¡Etiquetas las de la ropa!
Existen diversas formas de expresión, el dialogo es una de
ellas; e inclusive se puede dialogar de distintas maneras. Quiero hacer énfasis
en los diálogos entre dos o más personas, llamado también; conversación.
Una conversación inicia entre personas que coinciden en un
lugar, un tiempo y un espacio; esto requiere receptores y de igual manera
emisores. Las conversaciones por lo regular inician con un intercambio de
gustos, credos, conocimientos, experiencias, deseos, sentimientos, etc. Pudiera
parecer obvio pero a ciencia cierta sabemos que la forma en la cual nos
comunicamos, no solamente es oral, si no también físicamente e incluso
inconscientemente.
Toda conversación debe ser desarrollada en base al respeto, a
saber escuchar, hablar en el tono adecuado, no interrumpir y lo más importante
es practicar la empatía. Sabemos que existen conversaciones fatuas y de igual manera conversaciones sobre temas
que nuestra sociedad llama “controversiales”.
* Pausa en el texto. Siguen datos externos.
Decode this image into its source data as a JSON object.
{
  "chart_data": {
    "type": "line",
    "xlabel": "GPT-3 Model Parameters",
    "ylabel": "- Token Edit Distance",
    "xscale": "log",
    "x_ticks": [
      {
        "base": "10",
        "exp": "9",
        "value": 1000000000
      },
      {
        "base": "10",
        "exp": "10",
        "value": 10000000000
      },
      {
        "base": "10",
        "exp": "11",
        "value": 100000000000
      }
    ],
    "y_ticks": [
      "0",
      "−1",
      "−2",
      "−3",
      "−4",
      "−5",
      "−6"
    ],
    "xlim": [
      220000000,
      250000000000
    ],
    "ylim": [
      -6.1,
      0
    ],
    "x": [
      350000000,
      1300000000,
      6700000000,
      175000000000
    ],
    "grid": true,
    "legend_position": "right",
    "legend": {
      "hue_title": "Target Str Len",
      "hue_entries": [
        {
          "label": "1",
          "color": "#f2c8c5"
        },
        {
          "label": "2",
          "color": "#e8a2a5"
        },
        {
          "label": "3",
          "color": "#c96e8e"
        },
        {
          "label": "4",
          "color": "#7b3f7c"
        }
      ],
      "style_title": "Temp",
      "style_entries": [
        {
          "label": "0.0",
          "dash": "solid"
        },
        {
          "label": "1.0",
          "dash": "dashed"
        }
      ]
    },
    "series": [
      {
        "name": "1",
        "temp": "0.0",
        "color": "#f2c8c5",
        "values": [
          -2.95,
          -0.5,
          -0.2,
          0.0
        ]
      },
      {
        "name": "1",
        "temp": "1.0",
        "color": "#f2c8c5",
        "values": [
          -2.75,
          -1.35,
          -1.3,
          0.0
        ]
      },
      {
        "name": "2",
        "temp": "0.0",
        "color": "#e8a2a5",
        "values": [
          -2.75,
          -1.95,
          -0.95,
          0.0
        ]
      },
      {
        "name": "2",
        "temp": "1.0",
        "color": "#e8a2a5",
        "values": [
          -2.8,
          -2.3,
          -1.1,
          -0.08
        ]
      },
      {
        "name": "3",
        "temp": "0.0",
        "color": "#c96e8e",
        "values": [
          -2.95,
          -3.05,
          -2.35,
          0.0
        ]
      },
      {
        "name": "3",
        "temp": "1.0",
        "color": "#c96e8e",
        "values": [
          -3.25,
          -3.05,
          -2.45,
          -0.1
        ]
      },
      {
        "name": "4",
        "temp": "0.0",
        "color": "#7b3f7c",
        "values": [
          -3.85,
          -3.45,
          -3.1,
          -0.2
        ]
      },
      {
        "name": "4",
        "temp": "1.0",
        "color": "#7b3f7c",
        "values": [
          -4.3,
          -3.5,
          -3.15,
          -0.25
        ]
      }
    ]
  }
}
Me gustaría detenerme un tanto aquí, ya que sabemos que con
las diferencias que existen entre los receptores y emisores a veces orillan a
la crítica, prejuicios, elitismo, distinción social, etc.
Leyendo en un diccionario, llamo mi atención el significado de
la palabra comunicación, ya que decía que era una facultad del ser humano; y si
esto es así no debería haber gran lío en tratar de entendernos los unos a los
otros. Lastimosamente sabemos que el 90% de los seres humanos busca
reconocimiento y por supuesto la superioridad, aunque no suena mal ya que es lo
que nos ha venido vendiendo la mercadotecnia en los últimos años, debemos
procurar la igualdad entre todos, así que los invito a no criticar a quienes
opinan distinto a nosotros, ni burlarnos de la manera en que se expresan
ciertas personas, y mucho menos atrevernos a etiquetar por una religión, por un
punto de vista o por el tipo de declaración que sea que nos compartan.
Así que espero que digas igual que yo, “Etiquetas las de la
ropa”. Que te unas a mí en deseo y practica a no etiquetar, no criticar, y a
hacer esta invitación a quienes nos rodeen.